Background: Patient self-testing of the international normalized ratio (INR) has been shown to improve management of anticoagulation with warfarin and reduce risks of thromboembolism and bleeding. Self-testing instruction usually begins several weeks after hospital discharge. We evaluated the feasibility of in-hospital INR self-testing instruction in patients recovering from valve replacement.

Methods: We instituted an education program on a self-testing device before hospital discharge in 50 adult patients (median age, 54 years; 66% men) undergoing cardiac valve replacement with mechanical prostheses. Patients were monitored for 1 month to assess their ability to self-test and the accuracy of the INR measurements.

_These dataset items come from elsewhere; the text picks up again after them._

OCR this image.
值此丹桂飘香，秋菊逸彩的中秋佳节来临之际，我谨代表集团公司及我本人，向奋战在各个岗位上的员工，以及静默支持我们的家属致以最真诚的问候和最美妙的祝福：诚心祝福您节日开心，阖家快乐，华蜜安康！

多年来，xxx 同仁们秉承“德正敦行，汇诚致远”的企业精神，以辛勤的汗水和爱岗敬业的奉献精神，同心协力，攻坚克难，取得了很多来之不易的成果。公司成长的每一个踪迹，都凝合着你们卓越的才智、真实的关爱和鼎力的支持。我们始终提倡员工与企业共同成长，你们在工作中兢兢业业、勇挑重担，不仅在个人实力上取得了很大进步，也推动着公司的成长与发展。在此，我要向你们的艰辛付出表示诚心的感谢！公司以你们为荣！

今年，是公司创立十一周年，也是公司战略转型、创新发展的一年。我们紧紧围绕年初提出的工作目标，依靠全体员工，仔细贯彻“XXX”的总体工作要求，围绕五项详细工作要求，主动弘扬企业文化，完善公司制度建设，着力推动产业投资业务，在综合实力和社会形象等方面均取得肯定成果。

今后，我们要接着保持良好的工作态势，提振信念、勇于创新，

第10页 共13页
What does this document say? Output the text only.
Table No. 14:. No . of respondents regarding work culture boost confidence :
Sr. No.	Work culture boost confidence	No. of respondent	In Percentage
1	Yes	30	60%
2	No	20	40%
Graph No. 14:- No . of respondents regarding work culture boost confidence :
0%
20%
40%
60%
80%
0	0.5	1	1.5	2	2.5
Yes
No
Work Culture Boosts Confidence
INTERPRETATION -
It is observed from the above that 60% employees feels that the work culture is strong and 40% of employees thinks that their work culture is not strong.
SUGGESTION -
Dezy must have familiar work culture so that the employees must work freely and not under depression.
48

Results: Self-testing instruction began on postoperative day 4 (range, 1 to 8 days). Each patient had an average of 3.5 teaching sessions; each session lasted approximately 20 minutes. One month after discharge, all patients (98%) but 1 were able to self-test. No patient required interval instruction. One bleeding episode occurred in a patient whose INR exceeded the therapeutic range. Once warfarin doses were stabilized, 5 patients had subtherapeutic INR values on self-testing. The mean INR test result obtained from the coagulometer correlated well with values obtained by laboratory determination (r = 0.79).

Conclusions: This evaluation of an in-hospital education program demonstrates that patients are able to learn INR self-testing and that most will continue to use the method without the need for interval instruction. Improved anticoagulation management by early introduction of INR self-testing should reduce thromboembolic and hemorrhagic complications after valve replacement.